• Lily Waugh

Wind power, hot bath & a Hawthorn tree

Wind turbine with recycled stand from an oil rig

So July was a month of moving immense amounts of rubbish from the house and from the land, a time of many contractors making good the hodgepodge of dangerous electrics, gas and water utilities in and around the property. But now the diggers have left, the grass is growing where tyre tracks once were  and berries are ripening on the branches across the moor.

We can officially say that we are running from the glorious power of wind ! Not only that but we have hot (sometimes too hot !!!!) water heated by biomass pellets. So we are feeling pretty warm, clean and online. This feels so far away from the first days sleeping under two sleeping bags and a duvet whilst wearing winter hats next to the fire in the kitchen and walking around with head torches on. Cementing this moment in our minds is key to never ever taking for granted the incredible services that we have in our homes for our comfort and health. We are in the process of tracking our energy usage and working out how we can be even more efficient in the future. 

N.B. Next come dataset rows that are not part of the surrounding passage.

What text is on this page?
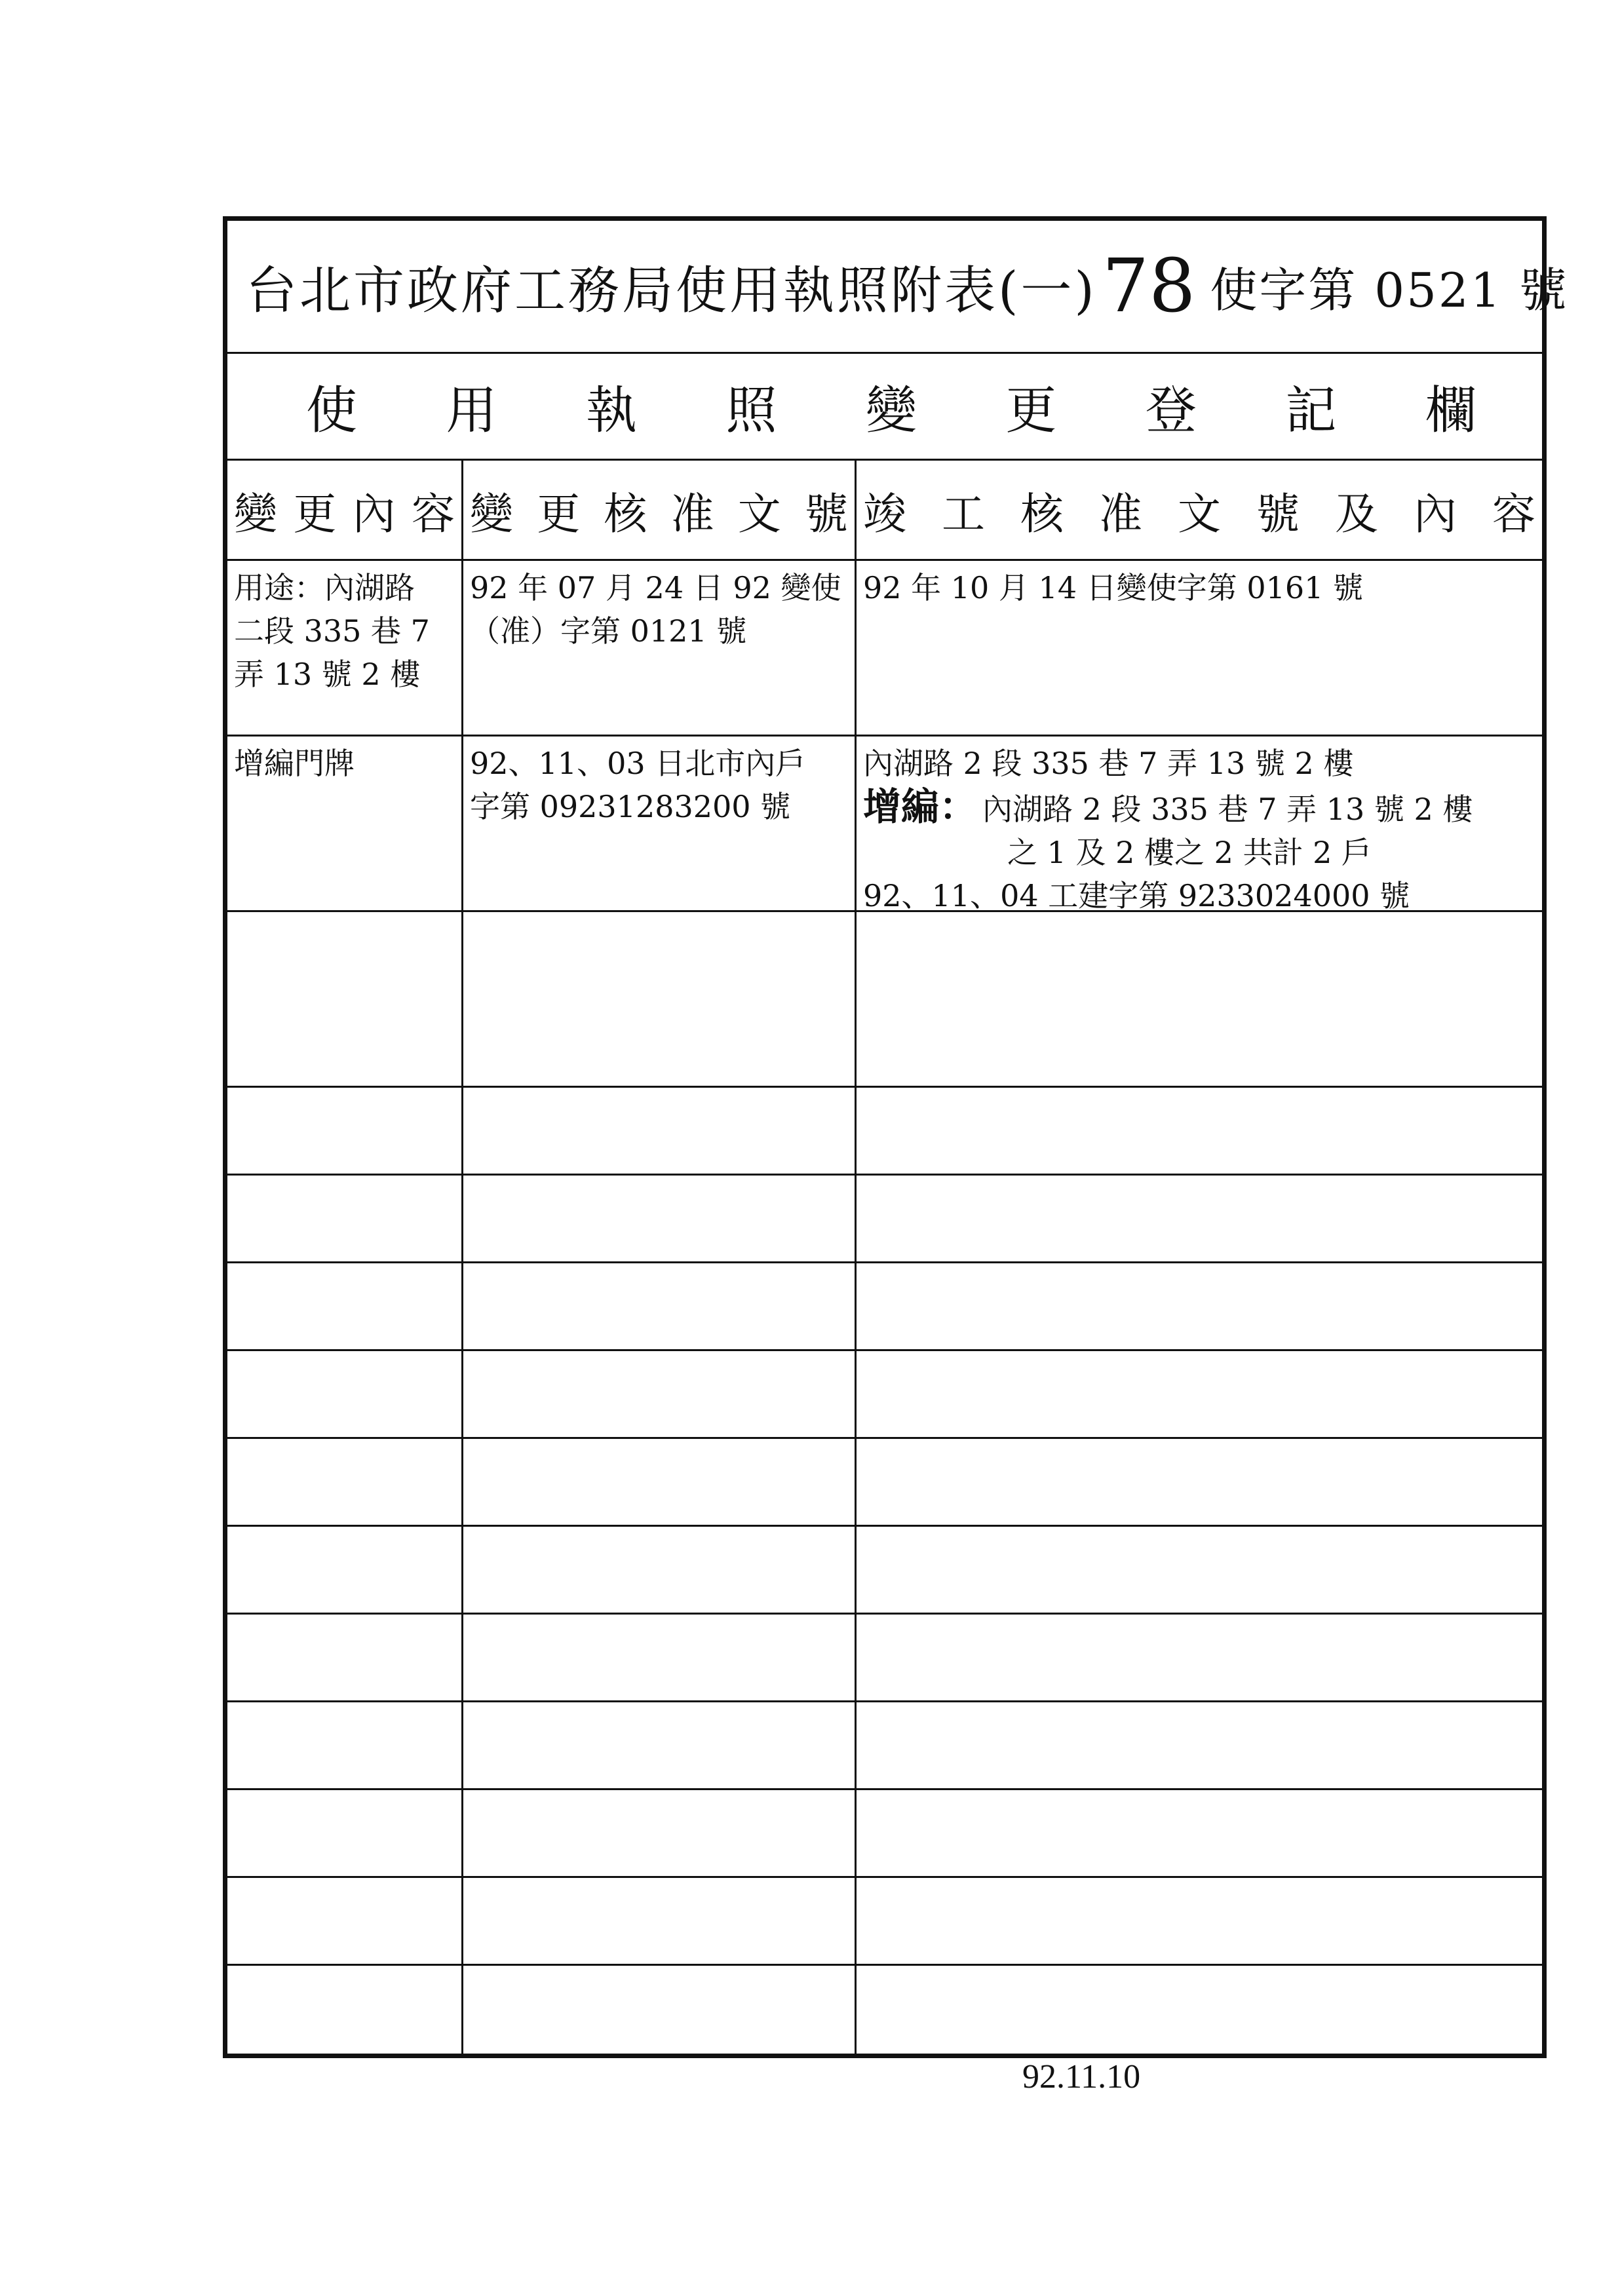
台北市政府工務局使用執照附表(一) 78 使字第 0521 號
使 用 執 照 變 更 登 記 欄
變 更 內 容 變 更 核 准 文 號 竣 工 核 准 文 號 及 內 容
用途：內湖路
二段 335 巷 7
弄 13 號 2 樓
92 年 07 月 24 日 92 變使
（准）字第 0121 號
92 年 10 月 14 日變使字第 0161 號
增編門牌	92、11、03 日北市內戶
字第 09231283200 號
內湖路 2 段 335 巷 7 弄 13 號 2 樓
增編： 內湖路 2 段 335 巷 7 弄 13 號 2 樓
之 1 及 2 樓之 2 共計 2 戶
92、11、04 工建字第 9233024000 號
92.11.10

Last month we also restored the old granite flag stone floors in the kitchen and hearth area which had been covered in cement and drips of paint. We also replaced terracotta tiles with new granite to match more closely to the old floor. The lime rendering in between will help the room to breathe and has really changed the space in a wonderful way. We laid a precious lapis lazuli pendant in the entrance way to bless the house and everyone who enters. 

Biomass Boiler and Cooker

The air has got a slight bite to it now and with the ripening of the berries on the moor and the flowering of the heather I can sense that autumn is on its way. I feel compelled to make preserves, infused brandies and oxymels from the abundant produce in the hedgerows. Haw ketchup and Roman blackberry oxymel are next on my list to cook up. I am yet to find the legendary Dartmoor whortleberry but I am keeping my eyes open.  Joy whips up inside me when a thick mist blankets the moor so dense that you can't see the fern in front of you. I think it is the anticipation of our first winter and the adventures that will bring us.

With the settling down of building work I have been able to spend a little more time weaving which has been a delight. I find that it makes a heck of a lot of sense to weave in this environment and I think to my scottish crofting ancestry, and the weaving women who came before me tending to their flocks and spinning up their yarns next to a fire whilst the Scottish weather beats the side of the stone house. I have recently acquired some local Dartmoor White face fleeces and I look forward to spinning this and experimenting with the local plants for some natural dying.

Our attentions are turned now towards building a kitchen and tiling and painting so we have some finished spaces to inhabit. I have never put my mark on a building having always lived in rented or council owned properties so psychologically this is a very symbolic moment . With the question of what it means to root down into a place dancing in my mind, I wash my rollers and brushes and stir a deep orange tin of paint. We have also begun to clear some of the overgrown areas where historically stone animal barns would have been. We have cleared a huge pile of blackthorn, bramble and a rather relentless honeysuckle vine. Today I gently cleared an ancient Hawthorn tree who was completely choked with honeysuckle, ferns twice the height of me and loaded bramble. For the first time in decades her trunk became visible and her branches free to reach up into the sky for sunlight. We will of course keep a dense hedgerow of bramble, blackthorn and honeysuckle present but right now it feels nice to reclaim some space from this wild, wild garden. Plus, the gardening has sent the scent of blackberry juice and honeysuckle into the air and we have enough cut plants for many vases beautiful hedgerow flowers for inside the house.

Revealing the Hawthorn

We continue to walk the land and keep our buzzard eyes open and our fox ears sharp. We continue to meet more beings who share this land with us, it's always a sublime experience to watch the young deer nibbling the hawthorn in the field or see the stoat run its fiery red body past the corner of your eye. A blue tit rather dramatically flew into our kitchen at 10.30pm a couple of nights ago to his dismay and to our puppy Marcy's delight. Blue Tit did eventually and with the coercion of a tea towel fly into the dark night and we hope is now safe and sound. I have to keep checking into my energy levels as I have now had to admit I am not as physically strong as Toby and do need rest days from physical work. We continue to try to keep the balance between day to day work and a land based meditation practice; not letting either consume the other and realising both practices are present in the other. We take a long drink of the medicine in the turning of the season, knowing that you can't rush the ripening of fruit and affirming that solid foundations of rich nutrient soil is needed to grow beautiful fruits. We try to relish this time of preparation and keep one eye on the future of what this place needs to become.